I’ve been asking how the Fed should respond in a hard landing in recent posts and the first part of my answer to what the Fed should do in a hard landing is here. In his most recent column, Paul Krugman asks the same question:
In the 1970's soaring prices of oil and other commodities led to stagflation - a combination of high inflation and high unemployment, which left no good policy options. If the Fed cut interest rates to create jobs, it risked causing an inflationary spiral; if it raised interest rates to bring inflation down, it would further increase unemployment.
Can it happen again?...
…We shouldn't overstate the case: we're not back to the economic misery of the 1970's. But the fact that we're already experiencing mild stagflation means that there will be no good options if something else goes wrong...
Thus, in a hard landing, Krugman says “there will be no good options.” But the Fed will need to do something. What should the Fed do in a hard landing? Raise rates? Lower rates? I believe a recession will put the brakes on inflation, and if underlying real factors are the cause of inflation, aggregate demand policy isn't an effective tool for overcoming such shocks. Thus, I would lower rates in response to a slowdown if that were possible. But that is predicated upon the output slowdown counterbalancing inflationary pressure from other sources, and the possibility of lowering interest rates enough to stimulate the economy.

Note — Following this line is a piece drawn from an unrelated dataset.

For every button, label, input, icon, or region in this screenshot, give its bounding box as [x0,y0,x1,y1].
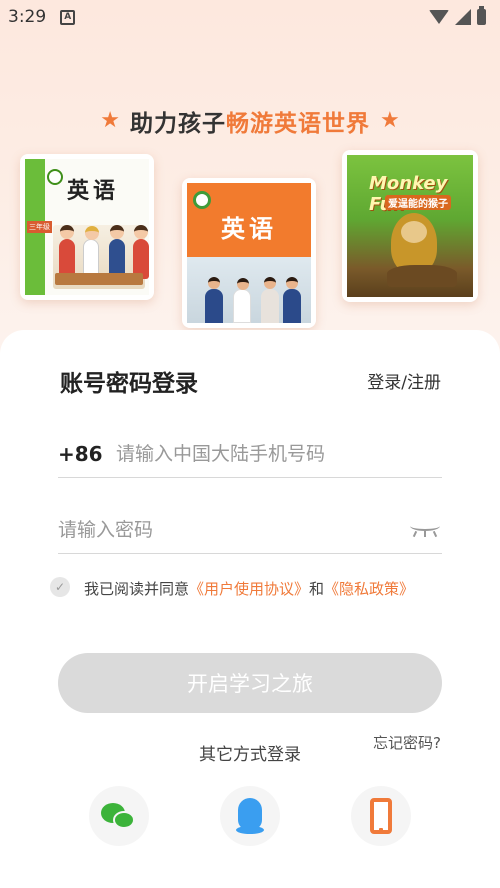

All of these questions would be much easier if both monetary and fiscal policy hadn’t already been used to such an extent. With deficits as high as they are, using fiscal policy to stimulate the economy is politically and economically infeasible. With interest rates this low it’s hard to get much stimulation from driving them even lower. They can't go much lower in any case, though interest rates could be raised if the Fed decides to tighten in response to a stagflationary episode. Thus, because the usual tools for stimulating the economy are largely unavailable, the result of recent monetary and fiscal policy is increased vulnerability to negative output shocks and a stagflationary episode.
I posted a similar comment at Angry Bear on 4/22 and at macroblog on
4/21 so I thought I'd add it here as well. Holding down interest rates
while maintaining the inflationary expectations anchor is a difficult
task that must be performed by the Fed in a landing where output falls
Making this task difficult is that the target rate of output changes when there are real shocks to the economy such as an increase in real oil prices. If the Fed mistakenly shoots at too high of a target due to a failure to completely account for the fall in the natural rate of output then it becomes even more likely that they will inadvertently generate inflation and lose the expectations anchor. As David Altig has reminded us, that was a problem for the Fed in the 1970's and hopefully they have learned some important lessons from that episode. My perception is that they have, at least that's my reading from what I've seen from the statements and speeches put out by the various regional bank presidents. But the task is a hard one, on that I think we all agree.]